Importantly, this multimodal ASD component was associated with a diagnostic label of ASD, but not with the subscales of the AQ-50 across the whole sample. As a diagnosis of ASD reflects a complex clinical phenotype that spans several functional domains, a multimodal brain component spanning brain regions that are involved in these various functions may be more strongly associated with such a complex phenotype than with specific symptom dimensions (Mei et al., 2022). While the AQ-50 subscales did not show any correlations with this multimodal ASD component across the whole sample, the post hoc tests showed that this component was specifically associated with social skill symptoms within the ASD group. This may be explained by the loading of this component in the DMN, which is involved in social functions related to theory of mind (Murdaugh et al., 2012). Based on these results, an alternative explanation for not finding correlations for the AQ-50 across the whole sample could be related to the limitations regarding the application of this questionnaire in our diverse transdiagnostic sample. The AQ-50 may not measure a uniform dimension across our participants. Higher scores on this self-report questionnaire may stem from ASD, but could also stem from other causes, like social interaction problems due to (social) anxiety, or patients may score higher if they have an overly negative judgment of their social skills (e.g. in depression). Thus, when investigating brain behavior relationships using the AQ-50, it may be important to also take into account the judgment of a trained clinician regarding whether a participant has ASD or not. These considerations are important since one of the central goals of RDoC is the identification of reliable and valid measures that can be applied in transdiagnostic research (Morris et al., 2022).
Interestingly, all three functional networks of interest (i.e. DMN, ECN, and FPN) were involved in components that showed transdiagnostic associations with cognitive and/or negative valence symptoms. While the literature thus far indeed suggests that aberrations in these large-scale networks cause major dysfunctions in core cognitive and affective domains across psychiatric disorders, this idea was largely based on indirect evidence in separate psychiatric disorders (Menon, 2011; Sanislow et al., 2010). We now identified these relationships in a diverse sample spanning the psychopathological continuum.

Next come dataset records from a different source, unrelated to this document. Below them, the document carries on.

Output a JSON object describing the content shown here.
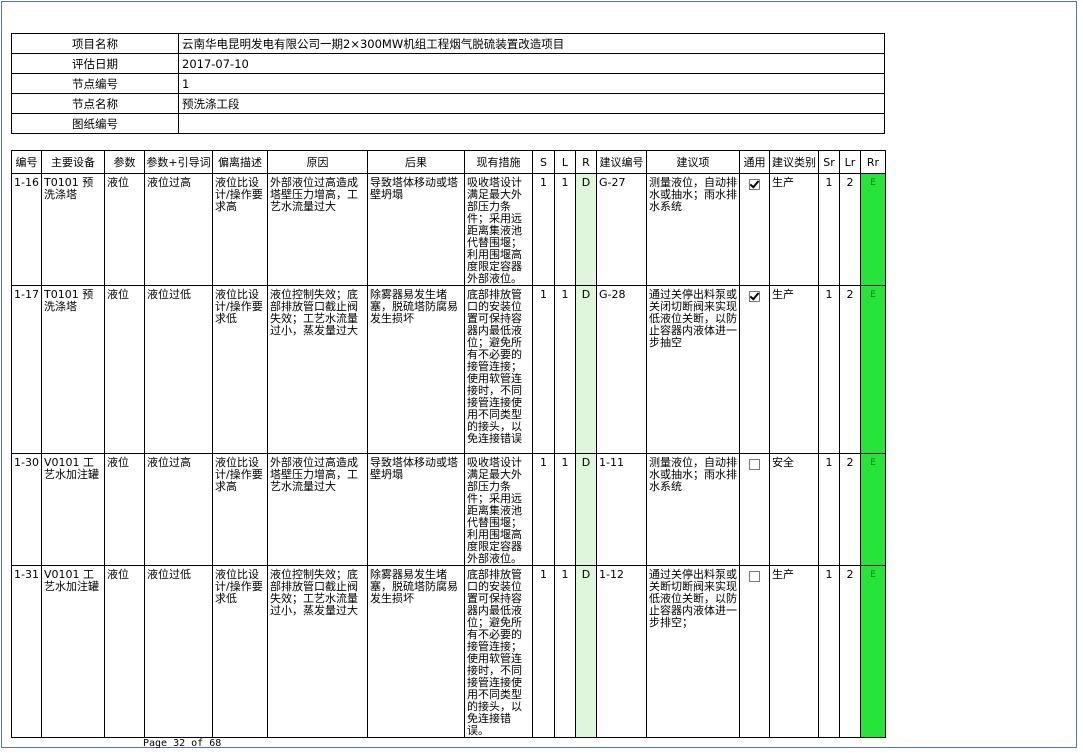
{
  "info": [
    {
      "label": "项目名称",
      "value": "云南华电昆明发电有限公司一期2×300MW机组工程烟气脱硫装置改造项目"
    },
    {
      "label": "评估日期",
      "value": "2017-07-10"
    },
    {
      "label": "节点编号",
      "value": "1"
    },
    {
      "label": "节点名称",
      "value": "预洗涤工段"
    },
    {
      "label": "图纸编号",
      "value": ""
    }
  ],
  "columns": [
    "编号",
    "主要设备",
    "参数",
    "参数+引导词",
    "偏离描述",
    "原因",
    "后果",
    "现有措施",
    "S",
    "L",
    "R",
    "建议编号",
    "建议项",
    "通用",
    "建议类别",
    "Sr",
    "Lr",
    "Rr"
  ],
  "rows": [
    {
      "id": "1-16",
      "equipment": "T0101 预洗涤塔",
      "param": "液位",
      "guide": "液位过高",
      "deviation": "液位比设计/操作要求高",
      "cause": "外部液位过高造成塔壁压力增高，工艺水流量过大",
      "consequence": "导致塔体移动或塔壁坍塌",
      "measures": "吸收塔设计满足最大外部压力条件；采用远距离集液池代替围堰；利用围堰高度限定容器外部液位。",
      "s": "1",
      "l": "1",
      "r": "D",
      "rec_id": "G-27",
      "rec": "测量液位，自动排水或抽水；雨水排水系统",
      "general": true,
      "category": "生产",
      "sr": "1",
      "lr": "2",
      "rr": "E"
    },
    {
      "id": "1-17",
      "equipment": "T0101 预洗涤塔",
      "param": "液位",
      "guide": "液位过低",
      "deviation": "液位比设计/操作要求低",
      "cause": "液位控制失效；底部排放管口截止阀失效；工艺水流量过小，蒸发量过大",
      "consequence": "除雾器易发生堵塞，脱硫塔防腐易发生损坏",
      "measures": "底部排放管口的安装位置可保持容器内最低液位；避免所有不必要的接管连接；使用软管连接时，不同接管连接使用不同类型的接头，以免连接错误",
      "s": "1",
      "l": "1",
      "r": "D",
      "rec_id": "G-28",
      "rec": "通过关停出料泵或关闭切断阀来实现低液位关断，以防止容器内液体进一步抽空",
      "general": true,
      "category": "生产",
      "sr": "1",
      "lr": "2",
      "rr": "E"
    },
    {
      "id": "1-30",
      "equipment": "V0101 工艺水加注罐",
      "param": "液位",
      "guide": "液位过高",
      "deviation": "液位比设计/操作要求高",
      "cause": "外部液位过高造成塔壁压力增高，工艺水流量过大",
      "consequence": "导致塔体移动或塔壁坍塌",
      "measures": "吸收塔设计满足最大外部压力条件；采用远距离集液池代替围堰；利用围堰高度限定容器外部液位。",
      "s": "1",
      "l": "1",
      "r": "D",
      "rec_id": "1-11",
      "rec": "测量液位，自动排水或抽水；雨水排水系统",
      "general": false,
      "category": "安全",
      "sr": "1",
      "lr": "2",
      "rr": "E"
    },
    {
      "id": "1-31",
      "equipment": "V0101 工艺水加注罐",
      "param": "液位",
      "guide": "液位过低",
      "deviation": "液位比设计/操作要求低",
      "cause": "液位控制失效；底部排放管口截止阀失效；工艺水流量过小，蒸发量过大",
      "consequence": "除雾器易发生堵塞，脱硫塔防腐易发生损坏",
      "measures": "底部排放管口的安装位置可保持容器内最低液位；避免所有不必要的接管连接；使用软管连接时，不同接管连接使用不同类型的接头，以免连接错误。",
      "s": "1",
      "l": "1",
      "r": "D",
      "rec_id": "1-12",
      "rec": "通过关停出料泵或关断切断阀来实现低液位关断，以防止容器内液体进一步排空；",
      "general": false,
      "category": "生产",
      "sr": "1",
      "lr": "2",
      "rr": "E"
    }
  ],
  "footer": "Page 32 of 68"
}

The inclusion of a stress challenge is a novel feature in our linked ICA analysis. While several components that reflect the connectivity between the ECN and FPN (including the resting-state component) were associated with cognitive symptoms, two components that were related to the stress induction were most sensitive in revealing relationships with negative valence symptoms (i.e. the ECN-stress aftermath component and DMN-stress component). This could indicate that it may be especially relevant to include a stress induction paradigm when studying the negative valence domain.
Especially the ECN seems to be important in explaining transdiagnostic symptom dimensions. We found four different components (IC7, IC8, IC13, and IC30) driven by the ECN during different functional scans that reflected connectivity of the ECN with itself and with the FPN. In line with the known role of these networks in a wide range of cognitive tasks (McTeague et al., 2016; Smith et al., 2009), all four components showed significant correlations with executive/higher-order cognitive symptoms. Below, we further elaborate on our ECN-stress aftermath component (i.e. IC7) as this is the only one of these four components that revealed a relationship with both cognitive and negative valence symptoms.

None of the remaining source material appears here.